Information on maternal pre-pregnancy height and weight, of which pre-pregnancy BMI (kilograms/metres2) was calculated, maternal diabetes and/or hypertension in pregnancy (gestational and type 1 diabetes, preeclampsia, chronic and gestational hypertension; any vs. none), maternal age at delivery, toddler sex, birth date and gestation length was extracted from the Finnish Medical Birth Register and patient case records. Maternal history of physician-diagnosed mental disorders (depression, panic disorder, schizophrenia, other psychosis, other mental disorder) before pregnancy (no/yes; n = 80; 6 mothers with missing data were dummy-coded to an own category for regression analysis) and education level (primary/secondary vs. tertiary) was self-reported during pregnancy. Mothers assessed their depressive symptoms at toddler follow-up with the Beck Depression Inventory-II59. Toddler age at follow-up was calculated by subtracting birth date from CBCL1½-5 completion date.

Statistical Analyses

To account for skewness and improve linear model fitting, the maternal depressive symptom scores, volumes of SMA-positive villi per placenta- and capillaries per SMA-positive villi per placenta, the villous barrier thickness of SMA-negative villi and the SD of villous barrier thickness of SMA-positive villi were square-root transformed and maternal pre-pregnancy body mass index and the placental ratio of the distribution of SMA-positive villi to SMA-negative villi, the villous barrier thickness of SMA-positive villi and the SD of villous barrier thickness of SMA-negative villi were rank-normalized according to Blom’s formula.
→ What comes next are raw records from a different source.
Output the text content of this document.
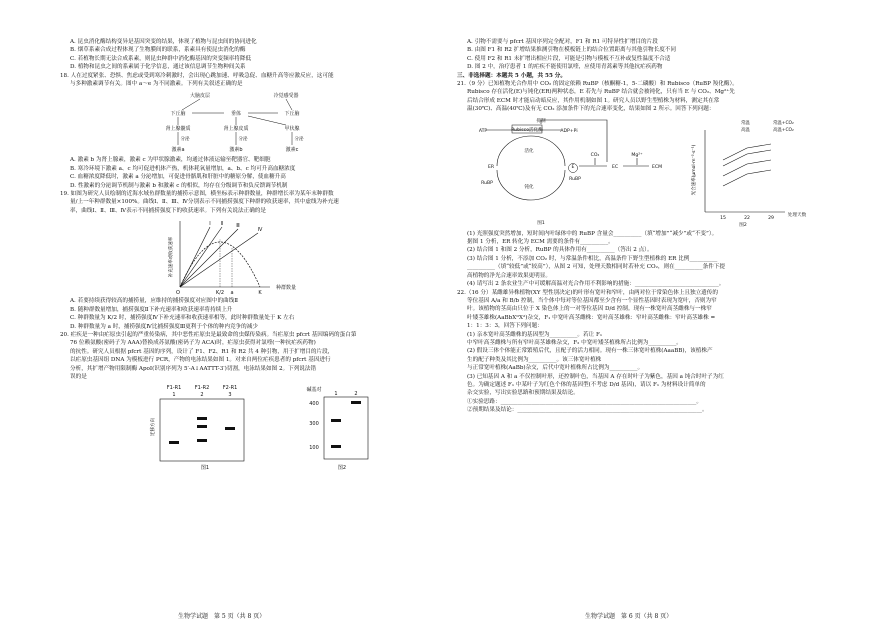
A. 昆虫消化酶结构变异是基因突变的结果，体现了植物与昆虫间的协同进化
B. 烟草系素合成过程体现了生物膜间的联系，系素具有使昆虫消化的酶
C. 若植物长期无法合成系素，则昆虫种群中消化酶基因的突变频率将降低
D. 植物和昆虫之间的系素属于化学信息，通过该信息调节生物种间关系
18. 人在过度紧张、恐惧、焦虑或受到寒冷刺激时，会出现心跳加速、呼吸急促、血糖升高等应激反应，这可能
与多种激素调节有关。图中 a～e 为不同激素。下列有关叙述正确的是
大脑皮层	冷觉感受器
下丘脑	垂体	下丘脑
肾上腺髓质	肾上腺皮质	甲状腺
激素a	激素b	激素c
分泌	分泌	分泌
A. 激素 b 为肾上腺素，激素 c 为甲状腺激素，均通过体液运输至靶器官、靶细胞
B. 寒冷环境下激素 a、c 均可促进机体产热，机体耗氧量增加，a、b、c 均可升高血糖浓度
C. 血糖浓度降低时，激素 a 分泌增加，可促进骨骼肌和肝脏中的糖原分解，使血糖升高
D. 性激素的分泌调节机制与激素 b 和激素 c 的相似，均存在分级调节和负反馈调节机制
19. 如图为研究人员绘制的近海水域鱼群数量的捕捞示意图，横坐标表示种群数量，种群增长率为某年末种群数
量/上一年种群数量×100%。曲线Ⅰ、Ⅱ、Ⅲ、Ⅳ分别表示不同捕捞强度下种群的收获速率，其中虚线为补充速
率，曲线Ⅰ、Ⅱ、Ⅲ、Ⅳ表示不同捕捞强度下的收获速率。下列有关说法正确的是
补充速率或收获速率
Ⅰ Ⅱ	Ⅲ
Ⅳ
O	K/2 a	K
种群数量
A. 若要持续获得较高的捕捞量，应维持的捕捞强度对应图中的曲线Ⅱ
B. 随种群数量增加，捕捞强度Ⅱ下补充速率和收获速率将持续上升
C. 种群数量为 K/2 时，捕捞强度Ⅳ下补充速率和收获速率相等，此时种群数量处于 K 左右
D. 种群数量为 a 时，捕捞强度Ⅳ比捕捞强度Ⅲ更利于个体的种内竞争的减少
20. 疟疾是一种由疟原虫引起的严重传染病，其中恶性疟原虫是最致命的虫媒传染病。当疟原虫 pfcrt 基因编码的蛋白第
76 位赖氨酸(密码子为 AAA)替换成苏氨酸(密码子为 ACA)时，疟原虫获得对氯喹(一种抗疟疾药物)
的抗性。研究人员根据 pfcrt 基因的序列，设计了 F1、F2、R1 和 R2 共 4 种引物，用于扩增目的片段，
以疟原虫基因组 DNA 为模板进行 PCR，产物的电泳结果如图 1。对来自两位疟疾患者的 pfcrt 基因进行
分析，其扩增产物用限制酶 ApoⅠ(识别序列为 5′-A↓AATTT-3′)切割，电泳结果如图 2。下列说法错
误的是
F1-R1	F1-R2	F2-R1
1	2	3
图1
碱基对
400
300
100
1	2
图2
迁移方向
生物学试题　第 5 页（共 8 页）
A. 引物不需要与 pfcrt 基因序列完全配对，F1 和 R1 可特异性扩增目的片段
B. 由图 F1 和 R2 扩增结果推测引物在模板链上的结合位置距离与其他引物长度不同
C. 使用 F2 和 R1 未扩增出相应片段，可能是引物与模板不互补或复性温度不合适
D. 图 2 中，治疗患者 1 的疟疾不能使用氯喹，应使用青蒿素等其他抗疟疾药物
三、非选择题：本题共 5 小题，共 55 分。
21.（9 分）已知植物光合作用中 CO₂ 的固定依赖 RuBP（核酮糖-1，5-二磷酸）和 Rubisco（RuBP 羧化酶）。
Rubisco 存在活化(E)与钝化(ER)两种状态，E 若先与 RuBP 结合就会被钝化，只有当 E 与 CO₂、Mg²⁺先
后结合形成 ECM 时才能启动暗反应，其作用机制如图 1。研究人员以野生型植株为材料，测定其在常
温(30℃)、高温(40℃)及有无 CO₂ 添加条件下的光合速率变化，结果如图 2 所示。回答下列问题：
抑制
ATP	Rubisco活化酶	ADP+Pi
活化
ER
钝化
E	EC	ECM
CO₂	Mg²⁺
RuBP
RuBP
图1
光合速率(μmol·m⁻²·s⁻¹)
15	22	29
处理天数
图2
常温	常温+CO₂
高温	高温+CO₂
(1) 光照强度突然增加，短时间内叶绿体中的 RuBP 含量会__________（填“增加”“减少”或“不变”）。
据图 1 分析，ER 转化为 ECM 需要的条件有__________。
(2) 结合图 1 和图 2 分析，RuBP 的具体作用有__________（答出 2 点）。
(3) 结合图 1 分析，不添加 CO₂ 时，与常温条件相比，高温条件下野生型植株的 ER 比例__________
__________（填“较低”或“较高”），从图 2 可知，处理天数相同时若补充 CO₂，则在__________条件下提
高植物的净光合速率效果更明显。
(4) 请写出 2 条农业生产中可缓解高温对光合作用不利影响的措施：______________________________。
22.（16 分）某雌雄异株植物(XY 型性别决定)的叶形有宽叶和窄叶，由两对位于常染色体上且独立遗传的
等位基因 A/a 和 B/b 控制，当个体中每对等位基因都至少含有一个显性基因时表现为宽叶，否则为窄
叶。该植物的茎高由只位于 X 染色体上的一对等位基因 D/d 控制。现有一株宽叶高茎雌株与一株窄
叶矮茎雄株(AaBbXᴰXᵈ)杂交，F₁ 中宽叶高茎雌株：宽叶高茎雄株：窄叶高茎雌株：窄叶高茎雄株 =
1：1：3：3，回答下列问题：
(1) 亲本宽叶高茎雌株的基因型为__________。若让 F₁
中窄叶高茎雌株与所有窄叶高茎雄株杂交，F₂ 中宽叶矮茎植株所占比例为__________。
(2) 假设三体个体能正常繁殖后代，且配子的活力相同。现有一株三体宽叶植株(AaaBB)，该植株产
生的配子种类及其比例为__________。该三体宽叶植株
与正常宽叶植株(AaBb)杂交，后代中宽叶植株所占比例为__________。
(3) 已知基因 A 和 a 不仅控制叶形，还控制叶色，当基因 A 存在时叶子为紫色，基因 a 纯合时叶子为红
色。为确定题述 F₁ 中某叶子为红色个体的基因型(不考虑 D/d 基因)，请以 F₁ 为材料设计简单的
杂交实验，写出实验思路和预期结果及结论。
①实验思路：______________________________________________________________________。
②预期结果及结论：__________________________________________________________________。
生物学试题　第 6 页（共 8 页）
All continuous variables are expressed in SD units (mean = 0: SD = 1).

We examined the associations between maternal depressive symptoms and placental morphology with linear regression models. In these models, trimester-weighted mean maternal depressive symptoms across pregnancy (mean value calculated from the value in first trimester and mean values across second and third trimesters) and mean scores during each pregnancy trimester and depressive symptoms above the clinical cutoff (≥16 across pregnancy or 0, 1, or 2/3 times across pregnancy trimesters) predicted placental morphology criteria. We present unstandardized regression coefficients (B) and 95% CI in SD units from unadjusted regression models, regression models adjusted for maternal age, education, BMI, diabetes and hypertension in pregnancy and gestation length, and models adjusted further for maternal history of physician-diagnosed mental disorders before pregnancy.
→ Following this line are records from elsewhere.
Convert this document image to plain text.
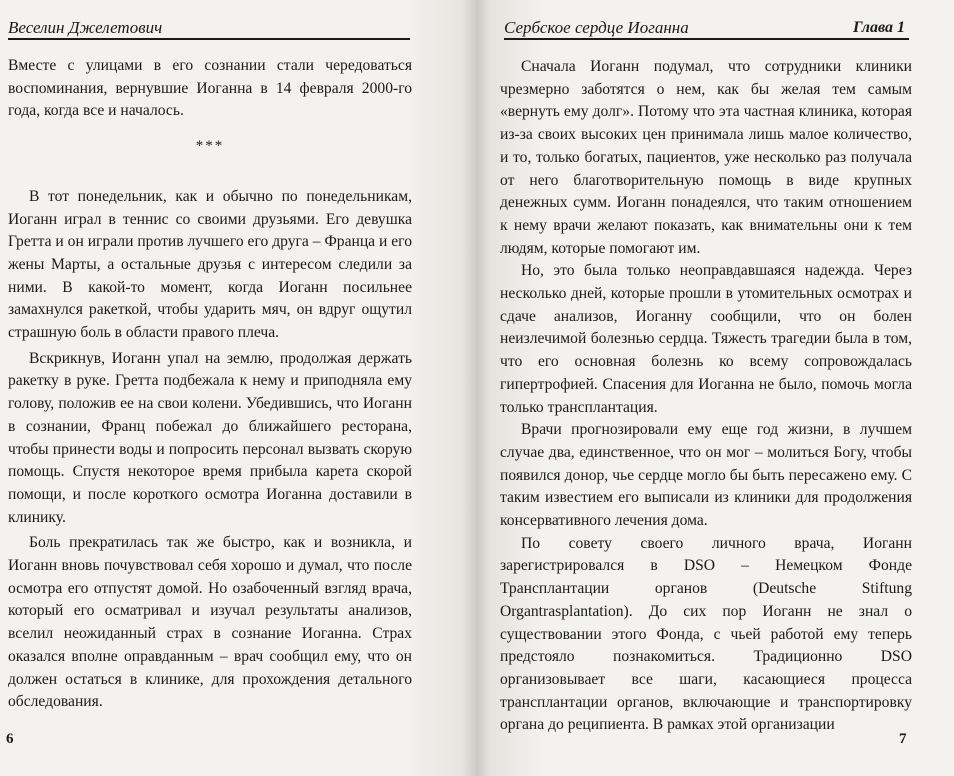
Веселин Джелетович

Вместе с улицами в его сознании стали чередоваться воспоминания, вернувшие Иоганна в 14 февраля 2000-го года, когда все и началось.

***

В тот понедельник, как и обычно по понедельникам, Иоганн играл в теннис со своими друзьями. Его девушка Гретта и он играли против лучшего его друга – Франца и его жены Марты, а остальные друзья с интересом следили за ними. В какой-то момент, когда Иоганн посильнее замахнулся ракеткой, чтобы ударить мяч, он вдруг ощутил страшную боль в области правого плеча.

Вскрикнув, Иоганн упал на землю, продолжая держать ракетку в руке. Гретта подбежала к нему и приподняла ему голову, положив ее на свои колени. Убедившись, что Иоганн в сознании, Франц побежал до ближайшего ресторана, чтобы принести воды и попросить персонал вызвать скорую помощь. Спустя некоторое время прибыла карета скорой помощи, и после короткого осмотра Иоганна доставили в клинику.

Боль прекратилась так же быстро, как и возникла, и Иоганн вновь почувствовал себя хорошо и думал, что после осмотра его отпустят домой. Но озабоченный взгляд врача, который его осматривал и изучал результаты анализов, вселил неожиданный страх в сознание Иоганна. Страх оказался вполне оправданным – врач сообщил ему, что он должен остаться в клинике, для прохождения детального обследования.

6
Сербское сердце Иоганна	Глава 1

Сначала Иоганн подумал, что сотрудники клиники чрезмерно заботятся о нем, как бы желая тем самым «вернуть ему долг». Потому что эта частная клиника, которая из-за своих высоких цен принимала лишь малое количество, и то, только богатых, пациентов, уже несколько раз получала от него благотворительную помощь в виде крупных денежных сумм. Иоганн понадеялся, что таким отношением к нему врачи желают показать, как внимательны они к тем людям, которые помогают им.

Но, это была только неоправдавшаяся надежда. Через несколько дней, которые прошли в утомительных осмотрах и сдаче анализов, Иоганну сообщили, что он болен неизлечимой болезнью сердца. Тяжесть трагедии была в том, что его основная болезнь ко всему сопровождалась гипертрофией. Спасения для Иоганна не было, помочь могла только трансплантация.

Врачи прогнозировали ему еще год жизни, в лучшем случае два, единственное, что он мог – молиться Богу, чтобы появился донор, чье сердце могло бы быть пересажено ему. С таким известием его выписали из клиники для продолжения консервативного лечения дома.

По совету своего личного врача, Иоганн зарегистрировался в DSO – Немецком Фонде Трансплантации органов (Deutsche Stiftung Organtrasplantation). До сих пор Иоганн не знал о существовании этого Фонда, с чьей работой ему теперь предстояло познакомиться. Традиционно DSO организовывает все шаги, касающиеся процесса трансплантации органов, включающие и транспортировку органа до реципиента. В рамках этой организации

7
We tested whether placental morphology criteria predicted toddler internalizing, externalizing and total problems using linear regression. We present B and 95% CI from unadjusted models, models adjusted for toddler age and sex, gestation length, maternal age, education, BMI, diabetes and hypertension in pregnancy, and models adjusted for maternal depressive symptoms concurrent to rating toddler’s psychiatric problems. To specify any possible effects of toddler psychiatric problems, we examined the syndrome- and DSM-IV-oriented CBCL as secondary outcomes for those placental criterion that showed significant associations with the main scales. The associations with these CBCL subscales were examined with tobit regressions, since these scales are left-censored51.

Data Availability

The datasets generated during and/or analysed during the current study are not publicly available due to prohibitions by national laws since the data include patient report data. However, the datasets generated during and/or analysed during the current study are available from the corresponding author on reasonable request in completely anonymized form. Due to the sensitive nature of the patient report data, data requests may require further approval by the PREDO Study Board, that also enables collaboration in PREDO data analysis through specific study proposals55.